The big D word that scares most first-time* expectant mothers – Delivery.
You’ve carried that growing bundle of cells inside you for the whole nine months, suffered the accompanying aches, pains and nausea, waddled up and down the buses and trains, and sacrificed your skyscraper heels for comfy flats, all for this day, this moment. The arrival of your bundle of joy into this world.
There can be no way of knowing with certainty the date your child will be born, even with all the technology, ultrasound scans and those dreaded vaginal examinations. Sure, your gynae will do her utmost best to predict a date, but it’s really only all systems go when baby decides it’s showtime!
Still, that doesn’t mean you can’t prepare for it as much as possible. After all, as a wise saying goes: “Planning is the key to success” – and we couldn’t agree more. While plans may change, and unforeseen circumstances can crop up, it’s good to have handles on what to expect. It’s also helpful to think through your options now, when you’re calm and composed, not when you’re screaming bloody murder or slumped in a sedated stupor.
Besides, as much as it might sound impossible right now, firming up some of your decisions now will free you up to enjoy the whole delivery process. Sure, there will be pain, and difficult moments to endure. But still, this is about that moment, your unique experience of bringing your precious baby into the world, and you want to be able to be fully present and lucid to remember the once-in-a-lifetime event.
We give you some points to ponder as you await that special day.
1. Draft a Birth Plan
There are so many decisions involved in the delivery process, and a birth plan is a great way to help you track with you and your partner’s preferences, share that information with your gynae, and keep everyone accountable to it. Still, do remember that this is better conceived of as a wish list, as it’s almost inevitable that your ideal scenario rarely pans out perfectly.
What it provides is a written note of understanding between you and your gynae/hospital, about the kind of birth experience you hope to have. The typical birth plan includes basic details like when to check into hospital, what kind of pain relief you may take, delivery positions, consent for an episiotomy, the presence of significant others during labour, immediate breastfeeding for your newborn, having your spouse cut the umbilical cord and cord blood banking.
A well-thought through plan can help you enjoy a better birth experience, as well as minimize unrealistic expectations, conflict and miscommunication between all parties involved in the delivery process, and even post-partum.
2. Pack your bags
Don’t leave this till the last minute. Get your hospital bags for delivery packed by the time you hit 36 weeks, because you don’t want to be caught unprepared if baby decides to make an early appearance!
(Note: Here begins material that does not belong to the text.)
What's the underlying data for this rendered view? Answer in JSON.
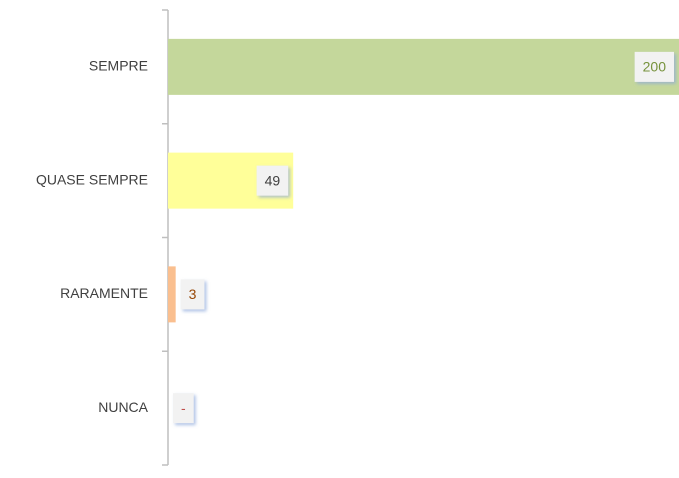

Remember that it’s not just about bringing the clothes and toiletries you need. You’ll also want to pack things like your iPod or a magazine in case labour takes a while. And don’t forget to include hubby’s toiletries and clothes, if he is planning to stay in with you.
If you already have a child or two, make arrangements for their care during your time in the hospital, eg. with your parents or in-laws, and remember to pack a bag for them as well.
3. Create a check list
Pregnancy is known to make the sharpest of us a bit fuzzy on details. Blame it on the hormones! Creating a list (or more) will help you get a grip on reality and give you peace of mind as you dutifully check things off.
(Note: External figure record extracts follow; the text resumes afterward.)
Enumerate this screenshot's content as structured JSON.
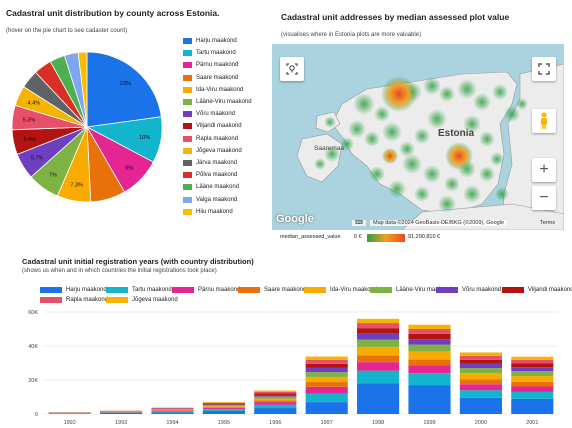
{
  "pie_panel": {
    "title": "Cadastral unit distribution by county across Estonia.",
    "subtitle": "(hover on the pie chart to see cadaster count)"
  },
  "map_panel": {
    "title": "Cadastral unit addresses by median assessed plot value",
    "subtitle": "(visualises where in Estonia plots are more valuable)",
    "labels": {
      "estonia": "Estonia",
      "saaremaa": "Saaremaa"
    },
    "google_logo": "Google",
    "map_data_text": "Map data ©2024 GeoBasis-DE/BKG (©2009), Google",
    "terms_text": "Terms",
    "gradient_label": "median_assessed_value",
    "gradient_min": "0 €",
    "gradient_max": "91,290,810 €",
    "zoom_in": "+",
    "zoom_out": "−"
  },
  "bar_panel": {
    "title": "Cadastral unit initial registration years (with country distribution)",
    "subtitle": "(shows us when and in which countries the initial registrations took place)"
  },
  "counties": [
    {
      "name": "Harju maakond",
      "color": "#1a73e8"
    },
    {
      "name": "Tartu maakond",
      "color": "#12b5cb"
    },
    {
      "name": "Pärnu maakond",
      "color": "#e52592"
    },
    {
      "name": "Saare maakond",
      "color": "#e8710a"
    },
    {
      "name": "Ida-Viru maakond",
      "color": "#f9ab00"
    },
    {
      "name": "Lääne-Viru maakond",
      "color": "#7cb342"
    },
    {
      "name": "Võru maakond",
      "color": "#6f3fc1"
    },
    {
      "name": "Viljandi maakond",
      "color": "#b31412"
    },
    {
      "name": "Rapla maakond",
      "color": "#e8506a"
    },
    {
      "name": "Jõgeva maakond",
      "color": "#f4b400"
    },
    {
      "name": "Järva maakond",
      "color": "#5f6368"
    },
    {
      "name": "Põlva maakond",
      "color": "#d93025"
    },
    {
      "name": "Lääne maakond",
      "color": "#4caf50"
    },
    {
      "name": "Valga maakond",
      "color": "#7ea7f0"
    },
    {
      "name": "Hiiu maakond",
      "color": "#fbbc04"
    }
  ],
  "chart_data": [
    {
      "type": "pie",
      "title": "Cadastral unit distribution by county across Estonia.",
      "slices": [
        {
          "name": "Harju maakond",
          "value": 23,
          "label": "23%"
        },
        {
          "name": "Tartu maakond",
          "value": 10,
          "label": "10%"
        },
        {
          "name": "Pärnu maakond",
          "value": 9,
          "label": "9%"
        },
        {
          "name": "Saare maakond",
          "value": 7.6,
          "label": ""
        },
        {
          "name": "Ida-Viru maakond",
          "value": 7.3,
          "label": "7.3%"
        },
        {
          "name": "Lääne-Viru maakond",
          "value": 7,
          "label": "7%"
        },
        {
          "name": "Võru maakond",
          "value": 5.7,
          "label": "5.7%"
        },
        {
          "name": "Viljandi maakond",
          "value": 5.4,
          "label": "5.4%"
        },
        {
          "name": "Rapla maakond",
          "value": 5.3,
          "label": "5.3%"
        },
        {
          "name": "Jõgeva maakond",
          "value": 4.4,
          "label": "4.4%"
        },
        {
          "name": "Järva maakond",
          "value": 4.0,
          "label": ""
        },
        {
          "name": "Põlva maakond",
          "value": 3.9,
          "label": ""
        },
        {
          "name": "Lääne maakond",
          "value": 3.3,
          "label": ""
        },
        {
          "name": "Valga maakond",
          "value": 3.0,
          "label": ""
        },
        {
          "name": "Hiiu maakond",
          "value": 1.9,
          "label": ""
        }
      ],
      "legend": "right"
    },
    {
      "type": "bar",
      "stacked": true,
      "title": "Cadastral unit initial registration years (with country distribution)",
      "categories": [
        "1992",
        "1993",
        "1994",
        "1995",
        "1996",
        "1997",
        "1998",
        "1999",
        "2000",
        "2001"
      ],
      "yticks": [
        "0",
        "20K",
        "40K",
        "60K"
      ],
      "ylim": [
        0,
        60000
      ],
      "legend": "top",
      "series": [
        {
          "name": "Harju maakond",
          "values": [
            200,
            600,
            1000,
            1800,
            3500,
            7000,
            18000,
            17000,
            9500,
            9000
          ]
        },
        {
          "name": "Tartu maakond",
          "values": [
            150,
            300,
            600,
            1000,
            2000,
            5000,
            7500,
            7000,
            4500,
            4000
          ]
        },
        {
          "name": "Pärnu maakond",
          "values": [
            150,
            200,
            400,
            700,
            1500,
            4000,
            5000,
            4500,
            3500,
            3200
          ]
        },
        {
          "name": "Saare maakond",
          "values": [
            100,
            150,
            300,
            500,
            1000,
            2800,
            4000,
            3500,
            3000,
            2800
          ]
        },
        {
          "name": "Ida-Viru maakond",
          "values": [
            100,
            150,
            300,
            600,
            1100,
            3000,
            5000,
            4800,
            3500,
            3300
          ]
        },
        {
          "name": "Lääne-Viru maakond",
          "values": [
            100,
            150,
            300,
            600,
            1100,
            2800,
            4200,
            4000,
            3000,
            2900
          ]
        },
        {
          "name": "Võru maakond",
          "values": [
            100,
            150,
            250,
            500,
            1000,
            2500,
            3500,
            3200,
            2500,
            2300
          ]
        },
        {
          "name": "Viljandi maakond",
          "values": [
            80,
            120,
            250,
            450,
            900,
            2400,
            3300,
            3100,
            2400,
            2200
          ]
        },
        {
          "name": "Rapla maakond",
          "values": [
            80,
            120,
            250,
            450,
            900,
            2300,
            3000,
            2900,
            2300,
            2100
          ]
        },
        {
          "name": "Jõgeva maakond",
          "values": [
            60,
            100,
            200,
            400,
            800,
            2000,
            2500,
            2500,
            2000,
            1900
          ]
        }
      ]
    }
  ]
}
You can list out things around the house that need to be locked up or switched off before you run off to the hospital. You can list the items you intend to pack into your hospital bags, including the documents needed for checking into the hospital and registering the baby’s name once he arrives. You can make a list for your hubby about things he needs to look into once baby arrives, eg. call the grandparents, inform the confinement nanny, put clean bedsheets in the cot etc.
4. Decide how you want to document the experience
Some parents start Instagramming every moment – from the first grimace of pain, to the first wail of their newborn – while others choose to keep all forms of social media at bay until baby is safely ensconced in the nursery. There’s no right or wrong, but it would be wise to discuss matters with your husband and inform loved ones and friends beforehand so that no one infringes on your privacy unknowingly.
And should you want to capture photos or videos of the little one’s birth, be sure to check with your hospital if cameras are allowed in the delivery suite, as not all hospitals are okay with that. You can even pack a small notebook and pen in your bag and journal snippets of your thoughts and feelings throughout your time in the hospital, from the moment your waters burst, to how you felt after that first breastfeeding experience – a precious momento for years to come.
Now that you’ve done all of the above, it’s time to let go. What?!
Yes, you heard us right. Plans are important and needful, but so are flexibility and a clear mind. And you can’t have either if you’re clinging on to your plans and refusing to consider your current options. As much as your plans can and should make the journey that much more predictable, life rarely happens just the way we planned it. Decide now that you will be okay if plans have to change – in the end, all that really matters is that your little one is born safe and sound.
* Not that second or third timers don’t feel nervous about it; they just have a better sense of what to expect and have too much mental energy depleted caring for their young one(s)!